Published online Jun 16, 2015. doi: 10.12998/wjcc.v3.i6.525
Peer-review started: September 16, 2014
First decision: December 17, 2014
Revised: December 26, 2014
Accepted: March 16, 2015
Article in press: March 18, 2015
Published online: June 16, 2015
We describe an unusual clinical and diagnostic feature of a patient with multiple sclerosis (MS). A 25-year-old woman was admitted to the Neurology department (December 2009) with one month history of rapid cognitive deterioration. She had poor cognition, dysphasia, reduction in visual acuity and temporal pallor of the optic discs. She had prolonged latencies of P100 component of visual evoked potentials (VEPs). Magnetic resonance imaging (MRI)-brain showed multifocal large (≥ 3 cm) white-matter hypointense lesions in T1W and hyperintense in T2W and fluid-attenuated inversion recovery images and patchy enhancement. A diagnosis of tumefactive MS was given. She received two consecutive 5-d courses of 1 g daily intravenous methylprednisolone for 2 mo and oral prednisolone in dose of 80 mg twice/daily in between. At the 3rd month, Mini Mental State Examination and VEPs returned to normal but not the MRI. Patient continued oral steroids after hospital discharge (March 2010) for 9 mo with significant MRI improvement after which tapering of steroids started for a year. The patient refused immunomodulation therapy due to her low socioeconomic status. Neither clinical relapse nor new MRI lesions were observed throughout the next 4 years. In spite of the aggressive course of tumefactive MS variant, good prognosis may be seen in some patients.

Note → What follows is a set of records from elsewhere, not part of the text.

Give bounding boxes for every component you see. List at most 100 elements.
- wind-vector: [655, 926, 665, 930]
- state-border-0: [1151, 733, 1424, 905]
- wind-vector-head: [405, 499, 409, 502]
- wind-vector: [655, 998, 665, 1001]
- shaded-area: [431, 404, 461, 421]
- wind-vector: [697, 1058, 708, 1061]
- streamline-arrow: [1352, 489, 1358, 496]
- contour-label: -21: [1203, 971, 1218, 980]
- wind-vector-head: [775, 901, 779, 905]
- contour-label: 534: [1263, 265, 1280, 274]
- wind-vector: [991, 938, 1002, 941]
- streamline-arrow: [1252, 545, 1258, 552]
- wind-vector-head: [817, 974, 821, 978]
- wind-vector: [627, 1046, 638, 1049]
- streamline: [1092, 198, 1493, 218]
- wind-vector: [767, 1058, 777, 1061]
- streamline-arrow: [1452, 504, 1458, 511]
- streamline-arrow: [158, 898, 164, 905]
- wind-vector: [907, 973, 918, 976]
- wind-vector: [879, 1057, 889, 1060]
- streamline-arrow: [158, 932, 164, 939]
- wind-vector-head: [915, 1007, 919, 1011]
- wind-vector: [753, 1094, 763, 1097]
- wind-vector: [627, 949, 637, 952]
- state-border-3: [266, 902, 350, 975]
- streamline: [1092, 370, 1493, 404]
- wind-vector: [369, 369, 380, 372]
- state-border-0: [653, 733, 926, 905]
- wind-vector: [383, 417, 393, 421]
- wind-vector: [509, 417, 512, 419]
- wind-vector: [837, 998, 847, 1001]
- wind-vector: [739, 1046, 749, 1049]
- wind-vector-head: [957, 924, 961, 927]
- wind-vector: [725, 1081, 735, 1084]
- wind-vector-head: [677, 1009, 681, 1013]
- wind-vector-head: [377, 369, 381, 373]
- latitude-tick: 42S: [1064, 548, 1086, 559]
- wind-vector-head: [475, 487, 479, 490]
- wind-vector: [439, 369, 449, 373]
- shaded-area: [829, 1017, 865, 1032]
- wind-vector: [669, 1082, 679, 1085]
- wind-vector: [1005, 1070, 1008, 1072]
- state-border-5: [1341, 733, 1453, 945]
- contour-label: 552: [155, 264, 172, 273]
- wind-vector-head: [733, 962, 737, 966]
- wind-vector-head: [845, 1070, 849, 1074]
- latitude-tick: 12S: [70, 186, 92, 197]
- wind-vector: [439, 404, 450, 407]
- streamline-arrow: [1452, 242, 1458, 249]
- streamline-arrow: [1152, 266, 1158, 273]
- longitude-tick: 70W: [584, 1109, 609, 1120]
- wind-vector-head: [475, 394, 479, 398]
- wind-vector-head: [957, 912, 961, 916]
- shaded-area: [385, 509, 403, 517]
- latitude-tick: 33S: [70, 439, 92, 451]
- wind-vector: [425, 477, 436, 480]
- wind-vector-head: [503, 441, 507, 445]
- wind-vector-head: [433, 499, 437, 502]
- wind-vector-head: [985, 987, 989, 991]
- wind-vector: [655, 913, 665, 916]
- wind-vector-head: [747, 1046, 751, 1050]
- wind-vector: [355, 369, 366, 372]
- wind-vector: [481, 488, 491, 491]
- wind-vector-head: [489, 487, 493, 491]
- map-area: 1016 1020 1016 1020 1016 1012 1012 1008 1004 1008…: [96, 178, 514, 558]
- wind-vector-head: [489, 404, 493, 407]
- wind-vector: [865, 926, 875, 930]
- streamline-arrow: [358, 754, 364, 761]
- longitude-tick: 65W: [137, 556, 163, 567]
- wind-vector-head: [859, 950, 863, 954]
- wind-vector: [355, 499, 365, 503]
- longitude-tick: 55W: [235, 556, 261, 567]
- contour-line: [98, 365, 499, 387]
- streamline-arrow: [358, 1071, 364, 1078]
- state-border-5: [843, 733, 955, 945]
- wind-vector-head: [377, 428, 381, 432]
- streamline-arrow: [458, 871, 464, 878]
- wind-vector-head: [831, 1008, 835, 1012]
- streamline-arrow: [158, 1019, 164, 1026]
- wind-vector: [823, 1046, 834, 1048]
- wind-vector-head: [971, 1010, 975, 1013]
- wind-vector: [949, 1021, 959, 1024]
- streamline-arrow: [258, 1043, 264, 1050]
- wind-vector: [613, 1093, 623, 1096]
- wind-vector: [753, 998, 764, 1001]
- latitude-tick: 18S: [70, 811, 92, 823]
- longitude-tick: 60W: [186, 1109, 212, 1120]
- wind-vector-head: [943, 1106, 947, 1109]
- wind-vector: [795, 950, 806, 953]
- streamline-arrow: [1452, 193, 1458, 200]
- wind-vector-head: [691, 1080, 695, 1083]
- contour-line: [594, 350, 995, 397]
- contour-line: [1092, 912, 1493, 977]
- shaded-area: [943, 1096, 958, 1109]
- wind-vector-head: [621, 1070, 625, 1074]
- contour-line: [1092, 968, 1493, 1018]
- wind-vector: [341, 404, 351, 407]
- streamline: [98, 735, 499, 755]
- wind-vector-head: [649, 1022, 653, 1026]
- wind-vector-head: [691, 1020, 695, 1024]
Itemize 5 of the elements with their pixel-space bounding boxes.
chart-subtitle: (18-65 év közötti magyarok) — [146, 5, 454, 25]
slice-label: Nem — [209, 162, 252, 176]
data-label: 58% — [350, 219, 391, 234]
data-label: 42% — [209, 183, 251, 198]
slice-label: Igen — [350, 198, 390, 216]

Core tip: Multiple sclerosis (MS) is the most common cause of progressive neurologic handicap in young adults. MS is typically presented by sensory, motor and visual dysfunctions, abnormal visual, auditory brainstem, somatosensory and motor evoked potentials, elevated cerebrospinal fluid proteins and oligoclonal bands, and abnormal neuroimaging of the brain and spinal cord. In the literature, atypical clinical and radiological presentations or variants have been described in adults with MS which may pose diagnostic difficulties. However and in spite of the aggressive course of its tumefactive variant, good prognosis may be seen in some patients on corticosteroids.